Thursday, March 15, 2012

“Riot Act”

By Diane Tullson
ISBN No. 978-1-4598-0139-4

“Riot Act” is basically “The Crucible” for the iPhone age. Remember when the Reverend has to choose between admitting his affair with the girl who’s accusing his wife of witchcraft, or deny it and save himself? No? Couldn’t sit through the whole thing? Don’t feel bad, I couldn’t either. So thank the deity of your choice for Diane Tullson’s “Riot Act”. Will seventeen-year-old Daniel, a hero for preventing a business from going up in flames during a post-game riot, save a friend who’s been YouTubed as a rioter? He better! Because as anyone following the outting of Vancouverites who rioted after the losing Stanley Cup game knows, the rioters can either come forward or the police can come and get them. Still, there’s lots to enjoy about the book than just taking a stroll down a memory lane of mayhem. It’s got a good moral quandary, a decent set of characters, and is written with the tween energy of getting caught up in the moment (a kid picks up a bottle, “Someone from the crowd shouts, ‘Throw it!’ Others take up the call and it becomes a chant. ‘Throw it! Throw it!’” A few pages later “the car bursts into flames.” A little later the denials start: “Other people were doing so much more.”).
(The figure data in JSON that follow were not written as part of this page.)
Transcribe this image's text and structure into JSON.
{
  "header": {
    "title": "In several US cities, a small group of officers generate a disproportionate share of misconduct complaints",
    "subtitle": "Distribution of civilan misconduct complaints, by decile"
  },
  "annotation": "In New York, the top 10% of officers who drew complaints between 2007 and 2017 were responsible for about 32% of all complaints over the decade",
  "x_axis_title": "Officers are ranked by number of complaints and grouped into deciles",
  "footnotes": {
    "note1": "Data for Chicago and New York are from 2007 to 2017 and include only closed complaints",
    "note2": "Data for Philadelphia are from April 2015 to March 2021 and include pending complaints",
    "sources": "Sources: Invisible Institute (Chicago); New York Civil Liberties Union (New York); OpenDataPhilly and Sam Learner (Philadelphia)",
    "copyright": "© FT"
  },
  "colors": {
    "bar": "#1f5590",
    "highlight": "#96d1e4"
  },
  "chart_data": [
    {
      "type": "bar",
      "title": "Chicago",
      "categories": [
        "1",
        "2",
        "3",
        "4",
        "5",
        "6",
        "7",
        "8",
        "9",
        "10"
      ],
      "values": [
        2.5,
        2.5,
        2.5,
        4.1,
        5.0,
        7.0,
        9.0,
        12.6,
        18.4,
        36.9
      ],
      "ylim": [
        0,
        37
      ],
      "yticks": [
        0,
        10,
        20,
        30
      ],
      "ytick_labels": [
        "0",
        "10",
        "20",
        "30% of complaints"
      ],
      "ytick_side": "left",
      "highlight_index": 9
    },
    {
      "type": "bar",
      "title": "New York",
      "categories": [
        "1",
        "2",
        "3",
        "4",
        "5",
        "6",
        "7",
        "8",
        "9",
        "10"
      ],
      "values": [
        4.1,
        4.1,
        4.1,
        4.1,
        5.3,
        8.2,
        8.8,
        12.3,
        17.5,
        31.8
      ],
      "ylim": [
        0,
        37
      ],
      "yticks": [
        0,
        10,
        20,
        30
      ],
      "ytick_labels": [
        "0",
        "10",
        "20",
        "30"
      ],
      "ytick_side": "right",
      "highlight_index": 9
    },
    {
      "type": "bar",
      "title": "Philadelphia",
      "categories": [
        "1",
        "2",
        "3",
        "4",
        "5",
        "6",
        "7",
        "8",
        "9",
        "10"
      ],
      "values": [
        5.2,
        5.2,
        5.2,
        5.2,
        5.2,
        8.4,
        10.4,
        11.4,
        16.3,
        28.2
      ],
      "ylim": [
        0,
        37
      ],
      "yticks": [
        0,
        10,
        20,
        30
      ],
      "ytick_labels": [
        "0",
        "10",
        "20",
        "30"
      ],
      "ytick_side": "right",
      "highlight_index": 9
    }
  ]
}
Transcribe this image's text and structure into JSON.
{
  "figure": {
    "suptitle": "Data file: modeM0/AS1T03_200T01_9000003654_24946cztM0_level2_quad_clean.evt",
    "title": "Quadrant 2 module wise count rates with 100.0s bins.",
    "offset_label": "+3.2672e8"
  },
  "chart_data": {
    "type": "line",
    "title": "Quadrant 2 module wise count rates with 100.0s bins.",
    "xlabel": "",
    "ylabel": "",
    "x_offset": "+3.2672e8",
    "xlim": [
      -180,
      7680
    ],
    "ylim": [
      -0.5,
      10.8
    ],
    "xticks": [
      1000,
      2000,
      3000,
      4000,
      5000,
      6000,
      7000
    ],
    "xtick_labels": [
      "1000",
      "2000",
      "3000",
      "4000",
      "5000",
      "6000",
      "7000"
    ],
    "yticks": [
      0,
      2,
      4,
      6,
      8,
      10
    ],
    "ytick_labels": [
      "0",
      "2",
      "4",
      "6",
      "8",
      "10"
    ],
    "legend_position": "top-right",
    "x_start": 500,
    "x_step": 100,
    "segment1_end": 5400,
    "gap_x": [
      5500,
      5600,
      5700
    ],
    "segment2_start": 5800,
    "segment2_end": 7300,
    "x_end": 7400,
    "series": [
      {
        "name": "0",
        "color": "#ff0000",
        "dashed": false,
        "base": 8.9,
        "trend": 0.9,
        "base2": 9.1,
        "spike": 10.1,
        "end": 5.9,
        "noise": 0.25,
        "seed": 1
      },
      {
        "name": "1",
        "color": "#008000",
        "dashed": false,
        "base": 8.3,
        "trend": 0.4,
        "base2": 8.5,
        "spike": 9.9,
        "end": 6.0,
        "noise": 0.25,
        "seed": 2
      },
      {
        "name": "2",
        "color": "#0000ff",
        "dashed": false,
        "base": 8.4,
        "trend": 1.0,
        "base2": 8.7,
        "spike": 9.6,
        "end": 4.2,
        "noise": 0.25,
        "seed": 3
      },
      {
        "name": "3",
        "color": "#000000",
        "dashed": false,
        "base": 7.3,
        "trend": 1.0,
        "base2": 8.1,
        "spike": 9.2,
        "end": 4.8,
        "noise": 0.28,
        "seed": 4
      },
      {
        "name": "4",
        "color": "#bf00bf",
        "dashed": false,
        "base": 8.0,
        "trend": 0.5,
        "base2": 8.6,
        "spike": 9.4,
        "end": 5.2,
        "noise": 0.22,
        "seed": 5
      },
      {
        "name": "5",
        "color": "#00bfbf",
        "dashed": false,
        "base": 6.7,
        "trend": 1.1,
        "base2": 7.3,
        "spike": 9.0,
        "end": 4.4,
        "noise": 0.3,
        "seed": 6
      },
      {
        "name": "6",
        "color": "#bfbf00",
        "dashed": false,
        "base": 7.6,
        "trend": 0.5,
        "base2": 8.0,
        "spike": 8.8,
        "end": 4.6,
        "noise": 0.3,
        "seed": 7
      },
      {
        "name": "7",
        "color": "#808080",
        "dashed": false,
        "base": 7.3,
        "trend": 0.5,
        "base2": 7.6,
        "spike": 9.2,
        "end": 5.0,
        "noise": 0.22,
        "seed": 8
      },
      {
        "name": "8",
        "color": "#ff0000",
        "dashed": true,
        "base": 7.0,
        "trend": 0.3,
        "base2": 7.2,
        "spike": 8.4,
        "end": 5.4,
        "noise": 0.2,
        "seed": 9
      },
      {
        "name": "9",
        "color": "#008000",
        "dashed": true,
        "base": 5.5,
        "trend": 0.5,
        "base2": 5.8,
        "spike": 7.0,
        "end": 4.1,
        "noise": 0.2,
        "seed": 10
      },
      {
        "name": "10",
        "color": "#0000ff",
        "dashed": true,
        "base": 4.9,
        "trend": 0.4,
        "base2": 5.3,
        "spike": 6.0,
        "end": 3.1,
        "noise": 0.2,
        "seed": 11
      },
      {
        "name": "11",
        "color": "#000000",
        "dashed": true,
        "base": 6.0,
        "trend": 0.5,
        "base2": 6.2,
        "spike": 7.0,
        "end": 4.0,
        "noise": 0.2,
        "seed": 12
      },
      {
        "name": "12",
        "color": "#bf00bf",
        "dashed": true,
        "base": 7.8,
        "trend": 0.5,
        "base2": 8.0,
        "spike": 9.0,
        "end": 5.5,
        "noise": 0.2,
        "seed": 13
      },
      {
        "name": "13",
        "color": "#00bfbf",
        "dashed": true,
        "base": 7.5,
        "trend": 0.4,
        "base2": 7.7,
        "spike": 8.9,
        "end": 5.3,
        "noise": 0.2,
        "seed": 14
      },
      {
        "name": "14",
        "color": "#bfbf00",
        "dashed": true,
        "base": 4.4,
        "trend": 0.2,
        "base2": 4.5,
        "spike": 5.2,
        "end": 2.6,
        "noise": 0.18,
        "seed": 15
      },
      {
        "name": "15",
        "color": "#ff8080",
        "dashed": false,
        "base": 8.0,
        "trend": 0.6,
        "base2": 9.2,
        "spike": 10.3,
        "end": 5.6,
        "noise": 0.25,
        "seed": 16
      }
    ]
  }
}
This is one readable riot act.

“When I Kill You”

By Michelle Wan
ISBN No. 978-1-55469-990-2

“When I Kill You” is basically one half of Alfred Hitchcock’s “Strangers on a Train”, and while it’s got enough blackmail, suspense and intrigue to keep even my aunt reading, the one thing it’s missing is the thing I wanted to read most: what it’s like to work at the post office. Listen, I can believe the heroine of the story was an abused wife, that she stood to profit from the death of her husband, that one of his exes comes out of the woodwork with some incriminating cell phone footage, and, yes, that she even wrestles in mud (but not the Spa-grade kind - nice touch) on the weekends. But what I cannot believe, what I cannot accept, what I find practically science-fiction – especially in the current economy – is that she’d actually QUIT the post office. No one quits the post office – EVER. That twist in the story is perhaps its most daring, and highlights a larger irony of contemporary fiction: In movies, TV shows and novels, characters talk about dreams, big business and blackmail. In real life, people probably talk about movies, TV shows, novels – and getting on at the post office.